Damit soll entsprechend den EU-rechtlichen Vorgaben der sog. Equal Pay-Anspruch umgesetzt werden. Arbeitnehmer, die länger als zwölf bzw. in Ausnahmefällen 18 Monate an eine Tätigkeitsstätte im EU-Ausland entsendet werden, wird dabei der Anspruch auf gleichen Lohn für gleiche Arbeit eingeräumt.
Mit der Anwendung von im Tätigkeitsstaat geltenden Mindestlohnsätzen oder tariflich vereinbarten Löhnen ist es dabei bei weitem nicht getan. Vielmehr kommen künftig alle gesetzlichen Entlohnungsvorschriften zur Anwendung. Langzeitentsandten Arbeitnehmer sind spätestens ab August 2020 hinsichtlich z. B. Urlaubsansprüchen, Entgeltfortzahlungen im Krankheitsfall, Zulagen, Sonderzahlungen gleich wie die Stammbelegschaft zu behandeln.
Dabei werden die entsendenden Unternehmen vor der großen Herausforderung stehen, für den jeweiligen Einsatzort und die Einsatzart des entsandten Mitarbeiters die jeweils anwendbaren arbeitsrechtlichen Bestimmungen nach dem Kollektiv-, Tarif- oder vertraglich vereinbarten Recht im Entsendestaat zu ermitteln und diese stets aktuell zu halten, um dem Equal Pay-Anspruch gerecht zu werden.
Eine Vielzahl von Unternehmen wird darauf mit einer Vermeidung von Entsendungen über den maßgeblichen zwölf bzw. 18 Monatezeitraum hinaus reagieren. Soweit Langzeitentsendungen aber erforderlich sind, sollten zeitnah Prozesse entwickelt werden, um die erforderlichen Informationen der Entsendestaaten zu erhalten. Die EU-Staaten sind zwar verpflichtet, stets aktuell auf einer Website solche Informationen bereit zu stellen. In der Praxis dürfte es jedoch unvermeidbar sein, in Einzelfällen Berater in den jeweiligen Staaten hinzuziehen, um die konkreten Ansprüche zu ermitteln.
Als Unternehmen darauf zu vertrauen, dass Entsendungen, etwa wegen der nur geringen Zahl, nicht aufgegriffen werden, ist dabei kein guter Rat.
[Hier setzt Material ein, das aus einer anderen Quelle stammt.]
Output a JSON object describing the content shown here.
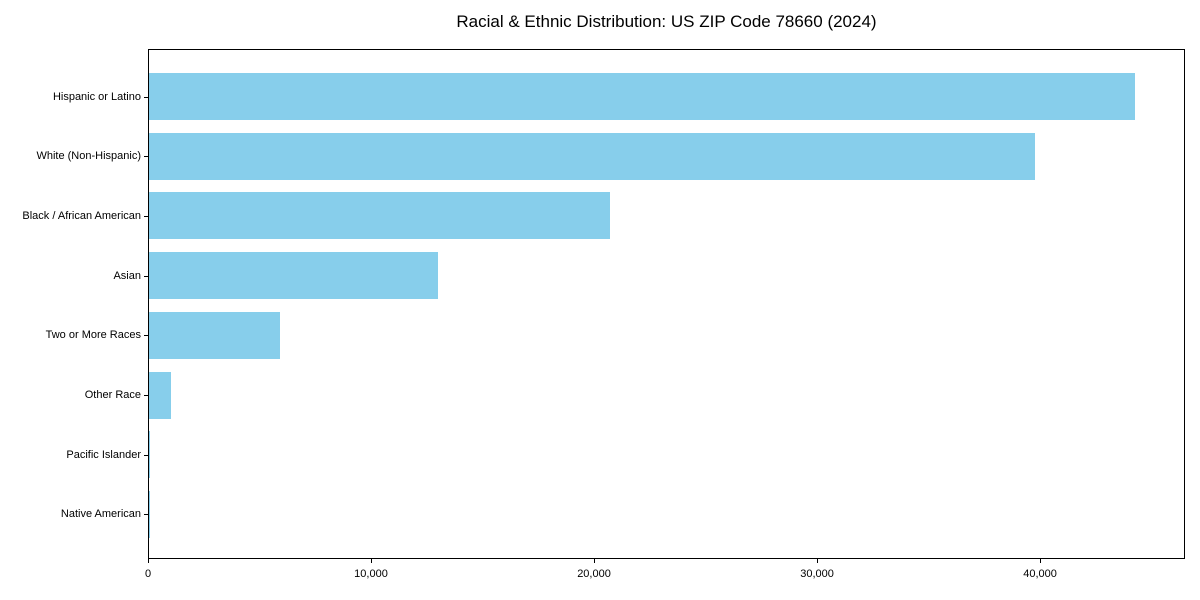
{
  "chart_data": {
    "type": "bar",
    "orientation": "horizontal",
    "title": "Racial & Ethnic Distribution: US ZIP Code 78660 (2024)",
    "categories": [
      "Hispanic or Latino",
      "White (Non-Hispanic)",
      "Black / African American",
      "Asian",
      "Two or More Races",
      "Other Race",
      "Pacific Islander",
      "Native American"
    ],
    "values": [
      44300,
      39800,
      20700,
      13000,
      5900,
      1000,
      60,
      40
    ],
    "xlabel": "",
    "ylabel": "",
    "xlim": [
      0,
      46500
    ],
    "xticks": [
      0,
      10000,
      20000,
      30000,
      40000
    ],
    "xtick_labels": [
      "0",
      "10,000",
      "20,000",
      "30,000",
      "40,000"
    ],
    "bar_color": "#87CEEB",
    "background_color": "#ffffff",
    "spine_color": "#000000",
    "grid": false,
    "legend": false
  }
}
Denn der EU-Gesetzgeber und die Mitgliedstaaten der EU und des EWR haben dazu bereits heute greifende Kontrollmechanismen eingeführt. Angesichts erkannter Mängel in der praktischen Umsetzung der ursprünglichen EU-Entsenderichtlinie sehen alle Mitgliedstaaten der EU und des EWR, mit Ausnahme von Deutschland und dem ehemaligen EU-Mitgliedstaat des Vereinigten Königreichs, Meldepflichten vor. Auch in der Schweiz bestehen solche Meldepflichten, wonach das entsendende Unternehmen dem Einsatzstaat des entsandten Arbeitnehmers umfassende Informationen zukommen lassen muss.
Deutschland sieht zwar keine solche Meldepflichten vor, vertraut aber offenbar auf das bereits bestehende Kontrollsystem. Denn sieht man die Meldepflichten im Ausland in der Gesamtschau mit der zudem erforderlichen sog. A1-Bescheinigung, mit der der entsandte Arbeitnehmer nachweisen kann, dass er bereits im Heimatstaat in einem Sozialversicherungssystem versichert ist, ergibt sich ein dichtes Kontrollnetz. Eine A1-Bescheinigung ist bei jeder Tätigkeit des Arbeitnehmers im Ausland zu beantragen und möglichst mitzuführen, und sei es auch nur für eine eintägige grenzüberschreitende Dienstreise oder Teilnahme an einem Kongress. Das Antragsverfahren und die Verbescheidung laufen zwischenzeitlich voll elektronisch, so dass Informationen daraus den zuständigen Behörden digital zur Verfügung stehen. Der Druck eine A1-Bescheinigung zu beantragen wird neben der möglichen sozialversicherungsrechtlichen Konsequenzen dadurch erhöht, dass einige Staaten die Vorlage der A1-Bescheinigung als Voraussetzung zur Erfüllung ihrer Meldepflichten bei grenzüberschreitender Arbeit definieren, oder auch Geschäftspartner im Ausland die Vorlage der A1-Bescheinigung fordern.
Im Ergebnis bleibt damit festzustellen: der Equal Pay-Anspruch kommt bald, seine Durchsetzbarkeit dürfte als sicher gelten. Unternehmen sollten die verbleibenden Monate zur Vorbereitung nutzen, damit das Entstehen von Ansprüchen entsandter Arbeitnehmer erkannt, erfüllt und insb. wirtschaftlich einkalkuliert werden können.